The polar modulator is a good architecture for a radio transmitter when moving to more digitally intensive implementations. A transmitter for the Global System for Mobile Communications (GSM) and for Enhanced Data rates for GSM Evolution (EDGE), and comprising a polar modulator, is disclosed in “Spur-free all-digital PLL in 65 nm for Mobile Phones”, B. Staszewski et al, IEEE International Solid State Circuits Conference, session 3.1, 2011. A transmitter for Wideband Code Division Multiple Access (WCDMA), and comprising a polar modulator, is disclosed in “A fully digital multimode polar transmitter employing 17b RF DAC in 3G mode”, Z. Boos et al, IEEE International Solid State Circuits Conference, session 21.7, 2011. Such polar transmitters can be very power efficient. However, they are less well suited to use in wider band radio systems such as the Third Generation Partnership Project Long Term Evolution, referred to, for brevity, as LTE.
A problem with polar transmitters is that the bandwidth of the phase and amplitude modulation signals used for modulating the transmitter is much wider than the bandwidths of in-phase and quadrature-phase (I/Q) components of a modulation signal. Typically the bandwidth required to achieve good Adjacent Channel Leakage Ratio (ACLR) and Error Vector Magnitude (EVM) performance in a polar transmitter is three to four times higher than in a transmitter implementing modulation by I/Q components.
An additional problem with a polar transmitter is that the bandwidth of the composite signal, that is, a carrier signal after modulation by both the amplitude and phase modulation signals, is wider than the bandwidth of both the amplitude and phase modulation signals. This is because the amplitude and phase modulation signals are multiplied during modulation of the carrier signal, which is equivalent to convolution in the frequency domain.
This is especially a problem with systems such as LTE, which have a high modulation bandwidth. It is important in frequency division duplex (FDD) systems, such as LTE, as well as WCDMA, that the transmitter of a wireless communication device does not desensitise the receiver of the same device. A low ratio of duplex distance to modulation bandwidth can present a challenge. In WCDMA, the worst ratio of duplex distance to modulation bandwidth occurs when the duplex distance is 45 MHz and the modulation bandwidth is 3.84 MHz. In LTE, the worst ratio of duplex distance to modulation bandwidth occurs when the duplex distance is 80 MHz and the modulation bandwidth is 18 MHz. Therefore, in LTE the worst ratio of duplex distance to modulation bandwidth is 2.6 times smaller than in WCDMA, making it very challenging to build a polar modulator.

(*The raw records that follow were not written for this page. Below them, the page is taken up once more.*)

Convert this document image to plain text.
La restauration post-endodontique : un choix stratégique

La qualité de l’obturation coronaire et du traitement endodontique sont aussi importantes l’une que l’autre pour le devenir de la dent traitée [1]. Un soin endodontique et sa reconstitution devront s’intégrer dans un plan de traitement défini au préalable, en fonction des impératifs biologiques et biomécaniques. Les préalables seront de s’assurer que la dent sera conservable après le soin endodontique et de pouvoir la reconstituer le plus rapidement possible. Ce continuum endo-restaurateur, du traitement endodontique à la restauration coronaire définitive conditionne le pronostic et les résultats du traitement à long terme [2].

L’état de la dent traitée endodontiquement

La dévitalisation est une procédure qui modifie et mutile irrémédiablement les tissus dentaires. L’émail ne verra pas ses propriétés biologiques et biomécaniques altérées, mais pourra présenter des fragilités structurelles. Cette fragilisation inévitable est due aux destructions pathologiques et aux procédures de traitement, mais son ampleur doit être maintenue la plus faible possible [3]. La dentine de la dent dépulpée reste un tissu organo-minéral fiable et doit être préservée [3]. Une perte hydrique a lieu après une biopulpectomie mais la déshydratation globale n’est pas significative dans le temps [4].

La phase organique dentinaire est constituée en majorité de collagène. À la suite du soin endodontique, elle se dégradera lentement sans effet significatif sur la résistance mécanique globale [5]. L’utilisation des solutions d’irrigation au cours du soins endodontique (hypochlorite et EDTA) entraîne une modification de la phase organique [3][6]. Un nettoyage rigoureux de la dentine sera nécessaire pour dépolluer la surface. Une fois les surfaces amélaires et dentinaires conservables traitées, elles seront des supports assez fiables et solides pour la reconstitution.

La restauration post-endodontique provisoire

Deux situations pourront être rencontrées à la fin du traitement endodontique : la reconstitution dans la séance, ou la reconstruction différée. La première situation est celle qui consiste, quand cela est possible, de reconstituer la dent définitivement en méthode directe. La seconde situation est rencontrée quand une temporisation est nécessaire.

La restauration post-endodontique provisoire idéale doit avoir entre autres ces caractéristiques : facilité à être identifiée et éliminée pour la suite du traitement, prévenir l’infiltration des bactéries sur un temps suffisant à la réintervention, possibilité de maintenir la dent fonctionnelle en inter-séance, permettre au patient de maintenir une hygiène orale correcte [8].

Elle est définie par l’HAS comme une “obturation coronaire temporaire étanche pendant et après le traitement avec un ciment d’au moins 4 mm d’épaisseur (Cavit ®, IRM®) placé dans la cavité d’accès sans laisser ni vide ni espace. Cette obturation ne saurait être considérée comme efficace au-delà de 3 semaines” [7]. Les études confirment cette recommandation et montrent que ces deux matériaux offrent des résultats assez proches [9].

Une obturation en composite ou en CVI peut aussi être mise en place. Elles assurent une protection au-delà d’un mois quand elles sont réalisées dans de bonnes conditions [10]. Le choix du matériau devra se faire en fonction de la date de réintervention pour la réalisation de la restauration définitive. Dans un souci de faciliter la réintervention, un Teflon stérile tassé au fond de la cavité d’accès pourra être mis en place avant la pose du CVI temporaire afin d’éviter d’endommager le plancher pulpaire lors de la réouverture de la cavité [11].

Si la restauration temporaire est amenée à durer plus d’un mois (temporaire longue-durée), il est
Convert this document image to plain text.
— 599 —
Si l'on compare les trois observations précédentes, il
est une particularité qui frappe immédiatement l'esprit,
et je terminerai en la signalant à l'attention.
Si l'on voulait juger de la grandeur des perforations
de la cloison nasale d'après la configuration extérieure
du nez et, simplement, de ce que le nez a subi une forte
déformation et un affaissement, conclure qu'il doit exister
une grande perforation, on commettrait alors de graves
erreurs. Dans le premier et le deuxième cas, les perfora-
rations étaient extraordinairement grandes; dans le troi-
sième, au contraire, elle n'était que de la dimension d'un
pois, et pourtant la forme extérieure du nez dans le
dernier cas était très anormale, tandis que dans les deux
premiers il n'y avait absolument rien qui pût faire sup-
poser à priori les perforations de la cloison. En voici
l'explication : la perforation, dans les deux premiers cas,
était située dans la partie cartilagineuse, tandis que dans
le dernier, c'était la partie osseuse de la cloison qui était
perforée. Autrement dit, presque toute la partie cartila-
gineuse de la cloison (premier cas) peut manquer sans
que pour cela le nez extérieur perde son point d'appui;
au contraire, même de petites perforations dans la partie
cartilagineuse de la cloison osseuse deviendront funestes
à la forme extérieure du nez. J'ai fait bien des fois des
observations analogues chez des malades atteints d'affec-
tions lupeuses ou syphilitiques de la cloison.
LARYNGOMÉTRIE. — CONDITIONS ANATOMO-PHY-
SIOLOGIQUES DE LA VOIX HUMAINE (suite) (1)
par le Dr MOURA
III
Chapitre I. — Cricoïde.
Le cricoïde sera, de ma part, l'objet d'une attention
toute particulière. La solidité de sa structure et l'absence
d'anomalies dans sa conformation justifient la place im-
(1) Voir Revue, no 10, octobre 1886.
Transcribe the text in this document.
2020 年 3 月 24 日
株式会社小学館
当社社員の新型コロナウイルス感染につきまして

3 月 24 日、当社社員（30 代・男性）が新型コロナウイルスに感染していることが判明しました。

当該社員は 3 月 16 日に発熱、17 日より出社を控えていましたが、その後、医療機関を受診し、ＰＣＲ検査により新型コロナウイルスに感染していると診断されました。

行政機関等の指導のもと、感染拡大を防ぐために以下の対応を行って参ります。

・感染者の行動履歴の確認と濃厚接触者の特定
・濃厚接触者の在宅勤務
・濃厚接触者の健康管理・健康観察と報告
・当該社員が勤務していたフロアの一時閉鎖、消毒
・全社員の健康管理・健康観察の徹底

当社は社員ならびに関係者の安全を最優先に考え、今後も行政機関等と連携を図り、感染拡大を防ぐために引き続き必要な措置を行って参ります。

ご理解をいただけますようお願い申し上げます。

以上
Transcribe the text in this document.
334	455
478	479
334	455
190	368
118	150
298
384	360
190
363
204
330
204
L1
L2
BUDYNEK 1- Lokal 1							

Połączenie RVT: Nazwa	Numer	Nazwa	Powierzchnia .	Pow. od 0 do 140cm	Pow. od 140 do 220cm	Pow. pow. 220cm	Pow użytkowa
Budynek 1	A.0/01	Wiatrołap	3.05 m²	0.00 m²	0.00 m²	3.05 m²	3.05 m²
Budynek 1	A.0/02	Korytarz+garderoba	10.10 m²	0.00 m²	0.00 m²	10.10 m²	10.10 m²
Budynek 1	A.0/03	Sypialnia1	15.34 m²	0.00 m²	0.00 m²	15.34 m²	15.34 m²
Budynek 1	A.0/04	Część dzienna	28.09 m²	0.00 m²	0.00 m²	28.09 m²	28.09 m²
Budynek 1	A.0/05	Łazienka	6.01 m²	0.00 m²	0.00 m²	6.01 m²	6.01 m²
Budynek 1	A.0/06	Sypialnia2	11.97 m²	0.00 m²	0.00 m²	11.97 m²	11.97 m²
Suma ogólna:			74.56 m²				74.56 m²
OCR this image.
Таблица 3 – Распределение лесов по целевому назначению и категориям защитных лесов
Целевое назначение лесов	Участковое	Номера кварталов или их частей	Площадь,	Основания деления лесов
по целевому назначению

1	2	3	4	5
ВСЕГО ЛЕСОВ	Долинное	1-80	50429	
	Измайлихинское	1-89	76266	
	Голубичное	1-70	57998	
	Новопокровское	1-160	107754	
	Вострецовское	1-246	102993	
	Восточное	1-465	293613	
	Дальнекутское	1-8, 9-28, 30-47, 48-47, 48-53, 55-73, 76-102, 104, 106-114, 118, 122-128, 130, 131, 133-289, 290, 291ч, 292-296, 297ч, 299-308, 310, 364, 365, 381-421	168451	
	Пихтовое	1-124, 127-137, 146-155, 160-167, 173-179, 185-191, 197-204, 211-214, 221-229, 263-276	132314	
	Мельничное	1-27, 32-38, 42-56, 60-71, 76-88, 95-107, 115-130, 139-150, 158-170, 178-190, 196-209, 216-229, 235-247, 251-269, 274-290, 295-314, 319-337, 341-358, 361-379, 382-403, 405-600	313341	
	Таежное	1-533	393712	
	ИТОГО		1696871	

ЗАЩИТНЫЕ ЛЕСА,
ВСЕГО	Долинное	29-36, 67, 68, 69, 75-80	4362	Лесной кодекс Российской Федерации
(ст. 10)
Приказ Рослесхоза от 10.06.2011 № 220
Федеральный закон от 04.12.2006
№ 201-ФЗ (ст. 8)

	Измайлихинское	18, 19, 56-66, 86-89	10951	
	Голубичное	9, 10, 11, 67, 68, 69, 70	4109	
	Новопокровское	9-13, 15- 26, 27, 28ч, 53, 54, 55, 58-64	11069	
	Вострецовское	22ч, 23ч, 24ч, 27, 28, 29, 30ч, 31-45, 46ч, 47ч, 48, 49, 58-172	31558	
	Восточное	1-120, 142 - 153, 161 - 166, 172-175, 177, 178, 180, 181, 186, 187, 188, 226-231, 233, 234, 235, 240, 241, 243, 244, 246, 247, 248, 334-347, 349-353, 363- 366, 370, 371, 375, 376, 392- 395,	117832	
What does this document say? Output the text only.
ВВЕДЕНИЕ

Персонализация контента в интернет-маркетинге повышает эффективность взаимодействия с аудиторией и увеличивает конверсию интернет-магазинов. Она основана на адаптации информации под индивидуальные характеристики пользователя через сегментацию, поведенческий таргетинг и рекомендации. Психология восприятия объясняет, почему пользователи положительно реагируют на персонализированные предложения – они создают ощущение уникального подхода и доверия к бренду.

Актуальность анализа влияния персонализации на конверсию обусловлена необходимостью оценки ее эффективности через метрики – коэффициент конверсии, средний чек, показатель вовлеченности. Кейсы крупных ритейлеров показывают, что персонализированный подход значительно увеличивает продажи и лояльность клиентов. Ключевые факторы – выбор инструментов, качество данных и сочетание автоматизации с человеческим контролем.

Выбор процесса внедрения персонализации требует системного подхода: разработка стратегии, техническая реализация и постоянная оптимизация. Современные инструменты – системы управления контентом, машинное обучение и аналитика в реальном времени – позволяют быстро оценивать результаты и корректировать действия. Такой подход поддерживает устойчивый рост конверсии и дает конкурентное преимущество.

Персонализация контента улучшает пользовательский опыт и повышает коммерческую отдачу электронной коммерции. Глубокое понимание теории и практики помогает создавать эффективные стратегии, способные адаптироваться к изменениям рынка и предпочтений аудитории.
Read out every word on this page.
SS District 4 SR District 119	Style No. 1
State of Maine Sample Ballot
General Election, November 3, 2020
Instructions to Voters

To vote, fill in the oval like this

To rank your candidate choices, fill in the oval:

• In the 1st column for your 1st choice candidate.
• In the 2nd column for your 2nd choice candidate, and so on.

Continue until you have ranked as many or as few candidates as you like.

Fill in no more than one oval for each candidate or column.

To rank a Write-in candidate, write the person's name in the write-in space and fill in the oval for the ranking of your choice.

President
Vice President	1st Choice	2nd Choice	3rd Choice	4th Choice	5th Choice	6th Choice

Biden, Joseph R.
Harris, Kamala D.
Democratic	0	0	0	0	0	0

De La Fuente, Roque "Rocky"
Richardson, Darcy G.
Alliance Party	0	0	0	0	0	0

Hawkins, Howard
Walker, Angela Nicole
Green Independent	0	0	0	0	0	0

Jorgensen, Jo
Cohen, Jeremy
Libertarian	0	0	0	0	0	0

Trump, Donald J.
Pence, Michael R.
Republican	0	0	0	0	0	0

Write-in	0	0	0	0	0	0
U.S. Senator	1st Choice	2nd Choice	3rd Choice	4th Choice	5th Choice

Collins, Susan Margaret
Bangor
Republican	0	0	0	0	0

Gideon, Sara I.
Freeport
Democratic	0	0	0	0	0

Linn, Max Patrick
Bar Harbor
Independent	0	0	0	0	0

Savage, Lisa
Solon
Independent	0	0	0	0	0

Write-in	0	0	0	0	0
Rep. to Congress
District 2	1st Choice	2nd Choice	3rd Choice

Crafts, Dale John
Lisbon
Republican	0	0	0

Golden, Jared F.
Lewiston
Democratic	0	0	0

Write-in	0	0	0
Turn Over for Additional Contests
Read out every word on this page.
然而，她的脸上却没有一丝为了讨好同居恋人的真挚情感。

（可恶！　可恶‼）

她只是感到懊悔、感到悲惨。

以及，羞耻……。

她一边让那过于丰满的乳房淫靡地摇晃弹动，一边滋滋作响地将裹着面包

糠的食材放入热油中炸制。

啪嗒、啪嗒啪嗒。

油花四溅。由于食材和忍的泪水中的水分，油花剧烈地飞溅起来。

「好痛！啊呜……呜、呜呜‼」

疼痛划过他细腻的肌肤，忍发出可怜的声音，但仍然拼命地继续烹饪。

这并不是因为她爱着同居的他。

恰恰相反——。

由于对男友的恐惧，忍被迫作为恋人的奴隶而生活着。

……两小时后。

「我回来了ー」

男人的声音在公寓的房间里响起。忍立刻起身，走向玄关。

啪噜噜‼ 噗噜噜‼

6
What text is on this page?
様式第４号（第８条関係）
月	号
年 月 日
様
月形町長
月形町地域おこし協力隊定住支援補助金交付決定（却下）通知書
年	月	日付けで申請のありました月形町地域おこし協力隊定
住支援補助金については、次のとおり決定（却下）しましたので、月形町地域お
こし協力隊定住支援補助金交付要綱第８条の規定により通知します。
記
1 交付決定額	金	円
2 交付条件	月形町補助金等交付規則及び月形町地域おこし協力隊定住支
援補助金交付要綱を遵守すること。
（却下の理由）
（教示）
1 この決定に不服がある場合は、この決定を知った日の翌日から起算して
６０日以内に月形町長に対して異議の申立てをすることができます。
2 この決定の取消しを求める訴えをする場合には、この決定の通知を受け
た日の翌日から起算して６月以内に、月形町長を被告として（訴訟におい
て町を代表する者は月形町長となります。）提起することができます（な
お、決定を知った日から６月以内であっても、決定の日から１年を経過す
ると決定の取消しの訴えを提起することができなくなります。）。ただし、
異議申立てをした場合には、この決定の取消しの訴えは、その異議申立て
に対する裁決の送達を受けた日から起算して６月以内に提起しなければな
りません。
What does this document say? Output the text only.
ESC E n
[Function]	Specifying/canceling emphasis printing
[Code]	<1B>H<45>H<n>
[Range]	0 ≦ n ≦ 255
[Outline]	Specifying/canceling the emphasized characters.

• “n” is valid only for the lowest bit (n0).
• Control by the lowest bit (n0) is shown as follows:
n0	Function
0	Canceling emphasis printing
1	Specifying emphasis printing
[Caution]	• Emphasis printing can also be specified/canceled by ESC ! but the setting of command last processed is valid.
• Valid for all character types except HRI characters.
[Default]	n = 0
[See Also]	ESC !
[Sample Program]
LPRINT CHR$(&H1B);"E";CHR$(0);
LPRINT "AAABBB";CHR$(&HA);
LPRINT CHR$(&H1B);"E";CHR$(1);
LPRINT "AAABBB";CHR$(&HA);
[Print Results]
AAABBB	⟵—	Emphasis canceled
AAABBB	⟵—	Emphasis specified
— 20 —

Another challenge when building a polar modulator for LTE is the very high frequency deviation required in a 2-point phase locked loop (PLL). In WCDMA, the required deviation is about ±10 MHz, and in LTE it is ±50 MHz. It is very challenging to generate such a wide linear tuning range and also a wide deviation reduces the available tuning range, limiting the ability to support multiple bands in one digitally controlled oscillator (DCO).
Yet another challenge with polar modulation is the time alignment requirement. When combining the amplitude and phase modulation signals, the timing must be very accurate, otherwise spectral growth and violation of transmitter ACLR and the receiver band noise requirements will occur.